MDPDatasetΒΆ

d3rlpy provides useful dataset structure for data-driven deep reinforcement learning. In supervised learning, the training script iterates input data \(X\) and label data \(Y\). However, in reinforcement learning, mini-batches consist with sets of \((s_t, a_t, r_{t+1}, s_{t+1})\) and episode terminal flags. Converting a set of observations, actions, rewards and terminal flags into this tuples is boring and requires some codings.

Therefore, d3rlpy provides MDPDataset class which enables you to handle reinforcement learning datasets without any efforts.

from d3rlpy.dataset import MDPDataset

# 1000 steps of observations with shape of (100,)
observations = np.random.random((1000, 100))
# 1000 steps of actions with shape of (4,)
actions = np.random.random((1000, 4))
# 1000 steps of rewards
rewards = np.random.random(1000)
# 1000 steps of terminal flags
terminals = np.random.randint(2, size=1000)

dataset = MDPDataset(observations, actions, rewards, terminals)
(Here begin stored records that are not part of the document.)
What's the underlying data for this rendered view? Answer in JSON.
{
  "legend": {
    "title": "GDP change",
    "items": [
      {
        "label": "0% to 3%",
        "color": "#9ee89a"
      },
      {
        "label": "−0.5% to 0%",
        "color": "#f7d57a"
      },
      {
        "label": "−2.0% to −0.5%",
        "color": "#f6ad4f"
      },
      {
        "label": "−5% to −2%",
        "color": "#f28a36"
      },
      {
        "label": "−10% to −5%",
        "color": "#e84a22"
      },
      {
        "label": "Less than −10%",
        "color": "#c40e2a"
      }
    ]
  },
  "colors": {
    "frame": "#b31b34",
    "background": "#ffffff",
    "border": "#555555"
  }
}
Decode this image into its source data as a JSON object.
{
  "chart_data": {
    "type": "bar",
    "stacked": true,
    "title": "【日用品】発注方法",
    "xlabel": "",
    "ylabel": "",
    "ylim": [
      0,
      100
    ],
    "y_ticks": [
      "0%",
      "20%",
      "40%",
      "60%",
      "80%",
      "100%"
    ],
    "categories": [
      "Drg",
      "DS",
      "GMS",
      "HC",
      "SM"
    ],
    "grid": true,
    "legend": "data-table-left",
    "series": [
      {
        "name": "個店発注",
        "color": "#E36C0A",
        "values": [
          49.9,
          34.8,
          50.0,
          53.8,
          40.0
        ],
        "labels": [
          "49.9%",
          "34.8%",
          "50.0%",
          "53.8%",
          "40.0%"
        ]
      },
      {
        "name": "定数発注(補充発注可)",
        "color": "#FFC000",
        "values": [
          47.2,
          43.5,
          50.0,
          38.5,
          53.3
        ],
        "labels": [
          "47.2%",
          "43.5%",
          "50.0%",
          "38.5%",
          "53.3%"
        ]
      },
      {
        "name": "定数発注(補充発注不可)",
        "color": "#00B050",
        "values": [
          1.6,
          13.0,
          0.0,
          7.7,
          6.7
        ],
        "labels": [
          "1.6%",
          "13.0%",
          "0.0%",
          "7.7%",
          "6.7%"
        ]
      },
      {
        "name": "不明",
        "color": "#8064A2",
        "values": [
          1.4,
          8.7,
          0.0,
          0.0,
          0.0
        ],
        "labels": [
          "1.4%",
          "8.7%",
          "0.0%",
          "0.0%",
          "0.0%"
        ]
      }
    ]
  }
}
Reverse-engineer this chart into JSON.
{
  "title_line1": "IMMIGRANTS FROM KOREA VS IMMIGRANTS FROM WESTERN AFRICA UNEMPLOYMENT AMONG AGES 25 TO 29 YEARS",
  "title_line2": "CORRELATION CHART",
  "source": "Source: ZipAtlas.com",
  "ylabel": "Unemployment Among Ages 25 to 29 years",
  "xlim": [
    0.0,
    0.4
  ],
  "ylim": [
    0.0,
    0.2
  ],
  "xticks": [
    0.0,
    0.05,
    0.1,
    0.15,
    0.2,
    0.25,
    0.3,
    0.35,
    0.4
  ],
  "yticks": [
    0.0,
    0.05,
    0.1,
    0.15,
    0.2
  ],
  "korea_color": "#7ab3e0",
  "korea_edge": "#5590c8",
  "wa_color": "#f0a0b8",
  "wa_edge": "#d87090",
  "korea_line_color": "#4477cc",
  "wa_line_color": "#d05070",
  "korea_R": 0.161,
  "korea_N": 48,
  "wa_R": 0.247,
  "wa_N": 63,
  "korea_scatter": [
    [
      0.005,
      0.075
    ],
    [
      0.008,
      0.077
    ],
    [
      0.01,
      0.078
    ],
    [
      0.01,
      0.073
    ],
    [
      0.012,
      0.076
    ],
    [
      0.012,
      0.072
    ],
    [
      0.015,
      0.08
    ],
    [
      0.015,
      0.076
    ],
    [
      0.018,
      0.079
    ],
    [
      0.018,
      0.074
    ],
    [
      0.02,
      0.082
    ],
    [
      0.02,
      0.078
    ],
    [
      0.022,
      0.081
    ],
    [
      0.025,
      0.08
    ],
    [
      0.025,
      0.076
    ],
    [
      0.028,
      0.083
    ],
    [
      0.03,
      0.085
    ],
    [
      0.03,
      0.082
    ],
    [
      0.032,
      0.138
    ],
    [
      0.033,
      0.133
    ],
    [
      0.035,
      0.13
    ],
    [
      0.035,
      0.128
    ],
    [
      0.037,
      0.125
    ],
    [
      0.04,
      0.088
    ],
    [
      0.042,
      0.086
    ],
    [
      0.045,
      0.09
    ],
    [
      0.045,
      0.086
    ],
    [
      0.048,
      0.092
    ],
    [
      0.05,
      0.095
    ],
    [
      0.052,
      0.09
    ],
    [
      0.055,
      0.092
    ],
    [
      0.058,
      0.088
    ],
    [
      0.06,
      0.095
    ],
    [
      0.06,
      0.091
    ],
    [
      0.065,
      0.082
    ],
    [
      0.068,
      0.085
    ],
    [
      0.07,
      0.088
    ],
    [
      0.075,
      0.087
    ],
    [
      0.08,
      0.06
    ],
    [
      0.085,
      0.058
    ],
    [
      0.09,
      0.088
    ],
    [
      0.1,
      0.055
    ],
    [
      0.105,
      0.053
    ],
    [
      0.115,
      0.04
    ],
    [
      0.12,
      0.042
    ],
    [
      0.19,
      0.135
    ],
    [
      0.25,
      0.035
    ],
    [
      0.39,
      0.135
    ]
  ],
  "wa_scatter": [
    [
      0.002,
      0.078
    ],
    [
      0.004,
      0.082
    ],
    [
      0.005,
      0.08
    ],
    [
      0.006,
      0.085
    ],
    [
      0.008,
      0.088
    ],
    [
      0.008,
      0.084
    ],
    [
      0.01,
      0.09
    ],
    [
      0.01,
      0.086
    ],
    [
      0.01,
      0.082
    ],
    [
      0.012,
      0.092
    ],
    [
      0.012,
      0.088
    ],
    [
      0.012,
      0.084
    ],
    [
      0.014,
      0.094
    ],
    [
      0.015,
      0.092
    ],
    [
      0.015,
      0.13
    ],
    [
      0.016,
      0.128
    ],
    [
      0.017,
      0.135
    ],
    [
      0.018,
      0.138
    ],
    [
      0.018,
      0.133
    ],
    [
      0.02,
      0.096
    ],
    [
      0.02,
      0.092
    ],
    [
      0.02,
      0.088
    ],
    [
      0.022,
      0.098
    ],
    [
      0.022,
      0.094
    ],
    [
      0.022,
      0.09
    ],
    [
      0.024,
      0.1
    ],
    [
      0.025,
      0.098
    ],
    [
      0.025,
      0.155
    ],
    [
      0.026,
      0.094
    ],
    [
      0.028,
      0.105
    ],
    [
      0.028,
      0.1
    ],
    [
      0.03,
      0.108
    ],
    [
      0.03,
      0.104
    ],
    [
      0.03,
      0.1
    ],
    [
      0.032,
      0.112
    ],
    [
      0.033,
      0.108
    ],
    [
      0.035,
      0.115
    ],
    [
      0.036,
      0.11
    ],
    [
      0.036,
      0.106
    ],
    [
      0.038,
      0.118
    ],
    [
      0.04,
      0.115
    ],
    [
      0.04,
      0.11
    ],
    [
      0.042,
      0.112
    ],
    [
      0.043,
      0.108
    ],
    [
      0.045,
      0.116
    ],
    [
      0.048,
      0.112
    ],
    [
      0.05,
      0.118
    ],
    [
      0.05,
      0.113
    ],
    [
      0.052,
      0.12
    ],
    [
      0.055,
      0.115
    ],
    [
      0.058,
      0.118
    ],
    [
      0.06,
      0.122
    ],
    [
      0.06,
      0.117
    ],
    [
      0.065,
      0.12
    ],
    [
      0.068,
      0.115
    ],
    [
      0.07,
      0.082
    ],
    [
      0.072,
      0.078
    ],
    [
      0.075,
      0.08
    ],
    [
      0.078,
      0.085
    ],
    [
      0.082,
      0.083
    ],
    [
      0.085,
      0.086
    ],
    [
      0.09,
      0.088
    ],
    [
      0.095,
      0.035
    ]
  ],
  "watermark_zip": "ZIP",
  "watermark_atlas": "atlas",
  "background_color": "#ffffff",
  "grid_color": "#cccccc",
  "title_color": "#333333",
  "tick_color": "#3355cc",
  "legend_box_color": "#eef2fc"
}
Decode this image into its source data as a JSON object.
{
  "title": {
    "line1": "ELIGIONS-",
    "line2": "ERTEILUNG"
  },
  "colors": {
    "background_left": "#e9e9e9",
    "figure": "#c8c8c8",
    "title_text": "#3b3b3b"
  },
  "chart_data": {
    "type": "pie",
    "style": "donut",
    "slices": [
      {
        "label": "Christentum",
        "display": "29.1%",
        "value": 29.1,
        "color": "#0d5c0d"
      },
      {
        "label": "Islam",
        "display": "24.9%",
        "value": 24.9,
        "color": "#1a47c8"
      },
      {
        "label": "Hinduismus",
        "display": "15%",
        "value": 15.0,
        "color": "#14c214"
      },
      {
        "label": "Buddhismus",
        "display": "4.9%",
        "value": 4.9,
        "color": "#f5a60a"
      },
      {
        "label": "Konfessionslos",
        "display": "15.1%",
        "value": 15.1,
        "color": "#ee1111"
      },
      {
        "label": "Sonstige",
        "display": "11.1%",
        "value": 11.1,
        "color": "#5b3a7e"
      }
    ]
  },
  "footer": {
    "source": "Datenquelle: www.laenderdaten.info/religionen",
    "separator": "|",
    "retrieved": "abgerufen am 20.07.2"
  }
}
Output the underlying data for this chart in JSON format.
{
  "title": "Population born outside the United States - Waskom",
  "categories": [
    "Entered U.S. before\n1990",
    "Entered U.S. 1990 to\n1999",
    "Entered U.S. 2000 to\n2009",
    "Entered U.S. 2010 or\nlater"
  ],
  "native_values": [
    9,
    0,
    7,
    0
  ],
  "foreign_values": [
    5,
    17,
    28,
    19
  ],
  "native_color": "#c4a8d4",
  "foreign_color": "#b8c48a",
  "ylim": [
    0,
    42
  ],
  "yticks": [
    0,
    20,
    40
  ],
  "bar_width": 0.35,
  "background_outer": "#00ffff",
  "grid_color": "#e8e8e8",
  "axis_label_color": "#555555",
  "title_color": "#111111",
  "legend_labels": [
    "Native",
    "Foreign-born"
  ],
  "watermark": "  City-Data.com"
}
# automatically splitted into d3rlpy.dataset.Episode objects
dataset.episodes

# each episode is also splitted into d3rlpy.dataset.Transition objects
dataset.episodes[0].observation
dataset.episodes[0].action
dataset.episodes[0].next_reward
dataset.episodes[0].next_observation
dataset.episodes[0].terminal

# save as HDF5
dataset.dump('dataset.h5')

# load from HDF5
new_dataset = MDPDataset.load('dataset.h5')
d3rlpy.dataset.MDPDataset Markov-Decision Process Dataset class.
d3rlpy.dataset.Episode Episode class.
d3rlpy.dataset.Transition Transition class.
d3rlpy.dataset.TransitionMiniBatch mini-batch of Transition objects.